Symboliquement, le choix de ce statut a une portée très forte. Il sous-entend une conception de la culture gérée de manière commerciale, animée par la recherche première du profit et donc de financements privés.

M. Robert Hue. Très bien ! __ Mme Claudine Lepage__. Prenons garde à la privatisation du réseau culturel français et, de ce fait, à l’abandon du positionnement de la France en termes d’exception culturelle !

M. Josselin de Rohan, président de la commission des affaires étrangères. Vous n’arrêtez pas de demander des mécénats !

Mme Claudine Lepage. Formons également le souhait que cet EPIC soit un véritable relais entre notre réseau culturel à l’étranger et l’État. Mais n’oublions pas qu’il revient toujours à ce dernier de jouer le rôle de stratège. Or l’absence de ce pilotage stratégique depuis tant d’années a contribué à la situation actuelle.
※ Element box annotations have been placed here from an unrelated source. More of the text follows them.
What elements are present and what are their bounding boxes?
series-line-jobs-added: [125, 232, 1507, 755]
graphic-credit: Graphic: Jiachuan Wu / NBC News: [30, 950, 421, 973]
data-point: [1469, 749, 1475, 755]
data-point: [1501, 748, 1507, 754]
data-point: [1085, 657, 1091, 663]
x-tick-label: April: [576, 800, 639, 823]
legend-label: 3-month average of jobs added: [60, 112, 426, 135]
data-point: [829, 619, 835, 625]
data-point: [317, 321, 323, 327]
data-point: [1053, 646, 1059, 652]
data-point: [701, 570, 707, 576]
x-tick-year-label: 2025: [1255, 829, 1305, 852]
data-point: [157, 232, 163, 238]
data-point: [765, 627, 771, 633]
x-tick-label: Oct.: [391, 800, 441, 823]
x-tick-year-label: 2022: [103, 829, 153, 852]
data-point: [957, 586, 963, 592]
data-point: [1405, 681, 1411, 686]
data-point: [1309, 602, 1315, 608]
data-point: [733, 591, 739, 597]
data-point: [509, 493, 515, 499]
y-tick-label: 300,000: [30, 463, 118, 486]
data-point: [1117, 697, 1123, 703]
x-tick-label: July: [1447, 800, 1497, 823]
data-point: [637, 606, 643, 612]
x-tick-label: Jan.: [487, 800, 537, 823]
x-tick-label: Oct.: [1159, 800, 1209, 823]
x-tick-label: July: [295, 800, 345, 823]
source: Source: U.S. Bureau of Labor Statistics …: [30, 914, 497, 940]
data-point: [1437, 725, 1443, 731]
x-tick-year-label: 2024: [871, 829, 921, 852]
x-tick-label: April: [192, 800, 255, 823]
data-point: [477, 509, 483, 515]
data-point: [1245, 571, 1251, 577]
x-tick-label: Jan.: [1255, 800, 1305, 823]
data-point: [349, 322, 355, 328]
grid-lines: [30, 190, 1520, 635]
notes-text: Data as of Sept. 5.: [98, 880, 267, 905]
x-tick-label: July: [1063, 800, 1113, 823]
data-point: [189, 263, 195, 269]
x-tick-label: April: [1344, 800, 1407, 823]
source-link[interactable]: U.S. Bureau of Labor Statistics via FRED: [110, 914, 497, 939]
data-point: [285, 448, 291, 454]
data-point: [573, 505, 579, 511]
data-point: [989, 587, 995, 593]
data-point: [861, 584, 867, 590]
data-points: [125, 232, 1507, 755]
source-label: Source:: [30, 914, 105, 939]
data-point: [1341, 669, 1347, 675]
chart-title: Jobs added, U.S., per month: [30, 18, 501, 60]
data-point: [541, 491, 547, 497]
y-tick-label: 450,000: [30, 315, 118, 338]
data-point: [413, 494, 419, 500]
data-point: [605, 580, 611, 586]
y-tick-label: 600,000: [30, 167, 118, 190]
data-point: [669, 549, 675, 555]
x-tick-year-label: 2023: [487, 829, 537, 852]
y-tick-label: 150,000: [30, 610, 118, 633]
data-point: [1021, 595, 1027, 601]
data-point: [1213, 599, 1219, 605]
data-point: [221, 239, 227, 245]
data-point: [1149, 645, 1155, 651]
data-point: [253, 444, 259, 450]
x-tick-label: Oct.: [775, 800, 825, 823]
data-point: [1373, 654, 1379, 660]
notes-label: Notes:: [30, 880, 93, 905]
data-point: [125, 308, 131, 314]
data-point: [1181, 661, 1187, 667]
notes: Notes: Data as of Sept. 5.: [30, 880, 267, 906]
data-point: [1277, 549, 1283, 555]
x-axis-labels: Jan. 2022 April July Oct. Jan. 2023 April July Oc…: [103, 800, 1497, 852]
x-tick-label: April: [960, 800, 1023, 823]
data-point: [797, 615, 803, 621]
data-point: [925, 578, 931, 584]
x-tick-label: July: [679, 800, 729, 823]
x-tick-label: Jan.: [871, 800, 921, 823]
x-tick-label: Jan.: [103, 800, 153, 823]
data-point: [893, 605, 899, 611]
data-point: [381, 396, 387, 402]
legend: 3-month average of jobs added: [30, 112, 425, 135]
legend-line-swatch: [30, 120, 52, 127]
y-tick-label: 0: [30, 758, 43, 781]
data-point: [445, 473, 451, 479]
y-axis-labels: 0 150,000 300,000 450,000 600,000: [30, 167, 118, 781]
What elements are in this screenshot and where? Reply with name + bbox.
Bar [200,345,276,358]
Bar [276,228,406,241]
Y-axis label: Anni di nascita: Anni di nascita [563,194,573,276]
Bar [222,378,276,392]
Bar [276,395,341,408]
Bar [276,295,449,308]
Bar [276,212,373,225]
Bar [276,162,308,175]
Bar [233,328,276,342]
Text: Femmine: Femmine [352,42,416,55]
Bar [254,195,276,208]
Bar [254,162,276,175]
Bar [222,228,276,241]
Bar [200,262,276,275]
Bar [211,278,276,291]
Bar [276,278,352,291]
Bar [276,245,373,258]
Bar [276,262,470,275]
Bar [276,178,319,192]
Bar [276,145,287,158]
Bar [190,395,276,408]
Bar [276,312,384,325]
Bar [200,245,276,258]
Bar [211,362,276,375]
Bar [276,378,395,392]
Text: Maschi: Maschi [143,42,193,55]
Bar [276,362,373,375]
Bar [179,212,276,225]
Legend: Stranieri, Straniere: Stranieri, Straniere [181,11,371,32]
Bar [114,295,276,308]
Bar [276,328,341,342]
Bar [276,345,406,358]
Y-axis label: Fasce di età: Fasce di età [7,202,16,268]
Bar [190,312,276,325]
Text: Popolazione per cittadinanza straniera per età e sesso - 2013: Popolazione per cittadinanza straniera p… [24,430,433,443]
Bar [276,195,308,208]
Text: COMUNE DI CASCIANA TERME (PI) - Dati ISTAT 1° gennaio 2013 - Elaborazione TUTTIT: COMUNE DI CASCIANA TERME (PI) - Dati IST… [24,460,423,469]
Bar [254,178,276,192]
À cet égard, la mise en place, à la demande des sénateurs, d’un conseil d’orientation stratégique est encourageante, même si, comme le préconisaient MM. de Rohan et Legendre dans leur rapport d’information, la création d’un secrétariat d’État chargé de la francophonie et des relations culturelles extérieures eût été encore plus pertinente.

Mais il est vrai que la récente création de la holding Audiovisuel extérieur de la France, AEF, a révélé combien l’État pouvait, sans scrupule aucun, abdiquer tout rôle de pilotage dans ce domaine.

C’est pourquoi nous nous réjouissons de la compétence attribuée au conseil d’orientation stratégique, à la demande des députés cette fois, en matière d’audiovisuel extérieur. L’audiovisuel est en effet l’un des principaux vecteurs de diffusion de la culture française à l’étranger et doit, à ce titre, évidemment être intégré à la réflexion globale sur l’action culturelle extérieure de la France

La présentation devant l’Assemblée des Français de l’étranger du rapport annuel des trois établissements publics créés par le projet de loi avait été supprimée par l’Assemblée nationale. Je me félicite que l’AFE retrouve toute sa compétence dans ce domaine, grâce à l’adoption d’amendements déposés tant par la majorité que par l’opposition sénatoriales.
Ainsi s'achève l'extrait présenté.